In this thesis, we investigate how to best use some available standards such as the Media Fragments URI specification and advanced annotation techniques to turn multimedia content into a first class citizen of the Web. To make this integration effective, we advocate the use of semantic technologies as a way to enable machines to automatically perform these tasks. We present approaches relying on different information retrieval and knowledge representation strategies for filling the gap between the low-level visual features obtainable via traditional analysis techniques, and the meaningful high-level annotations ready to be consumed. Aligning those concepts to standard vocabularies in the domain make it possible for machines to interpret and reason over the information available in those documents in order to offer innovative operations for browsing, enriching and hyperlinking media fragments, and ultimately, improve the way multimedia information is consumed.

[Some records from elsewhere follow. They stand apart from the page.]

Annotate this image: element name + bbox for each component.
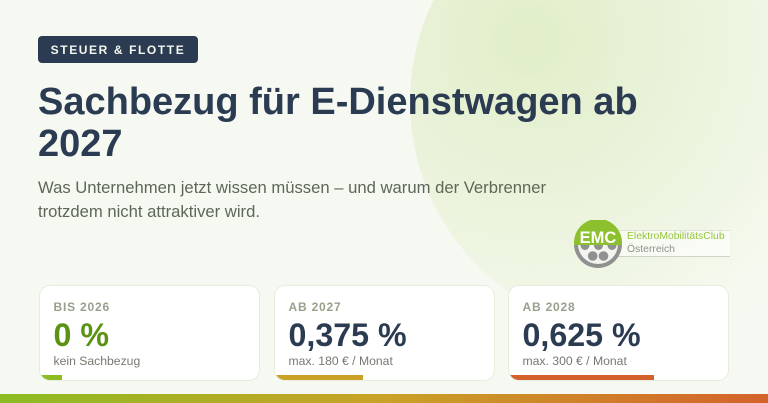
card label: AB 2028 xyxy=(522,300,575,314)
card label: BIS 2026 xyxy=(54,300,110,314)
background circle xyxy=(410,0,768,334)
card value: 0,625 % xyxy=(522,317,641,353)
logo name: ElektroMobilitätsClub xyxy=(627,231,725,242)
title: 2027 xyxy=(38,123,123,165)
tag: Steuer & Flotte: STEUER & FLOTTE xyxy=(51,43,185,57)
card: bis 2026 xyxy=(39,285,260,380)
subtitle xyxy=(38,178,546,221)
title xyxy=(38,81,638,165)
card: ab 2028 xyxy=(508,285,729,380)
logo country: Österreich xyxy=(627,244,675,255)
subtitle: Was Unternehmen jetzt wissen müssen – und warum der Verbrenner xyxy=(38,178,546,197)
card value: 0 % xyxy=(54,317,109,353)
card label: AB 2027 xyxy=(288,300,341,314)
logo: EMC Österreich xyxy=(574,220,730,268)
progress bar xyxy=(275,375,363,380)
bottom gradient strip xyxy=(0,394,768,403)
logo text panel xyxy=(618,230,730,257)
card note: max. 300 € / Monat xyxy=(522,354,627,368)
logo emblem: EMC xyxy=(580,229,616,247)
progress bar xyxy=(40,375,62,380)
card note: kein Sachbezug xyxy=(54,354,140,368)
card value: 0,375 % xyxy=(288,317,407,353)
card: ab 2027 xyxy=(274,285,495,380)
title: Sachbezug für E-Dienstwagen ab xyxy=(38,81,638,123)
tag: Steuer & Flotte xyxy=(38,36,198,63)
subtitle: trotzdem nicht attraktiver wird. xyxy=(38,202,260,221)
progress bar xyxy=(509,375,654,380)
logo emblem xyxy=(574,220,622,268)
card note: max. 180 € / Monat xyxy=(288,354,393,368)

We argue that the lack of context that a multimedia document taken in isolation can provide, hinders a proper understanding of the story being reported. International news items are a good example of such phenomena. Therefore, there is a need of unveiling other story's aspects that, even not being explicitly present in the seed document, are crucial to fully capture the backstory. To deal with this problem, we propose an innovative conceptual model called the News Semantic Snapshot (NSS) that is designed to make explicit the wide context of a news event. Following a process called Named Entity Expansion, we query the Web to bring other viewpoints about what is happening around us, from the thousands of news articles and posts where we could potentially find those missing story details. We have also proposed an innovative Concentric-based approach that better spots those contextual entities by leveraging on the duality between the so-called Core, which contains representative entities that are frequently mentioned in the related documents, and the the ones that hold particular semantic relationships with the Core and shape up the Crust around it.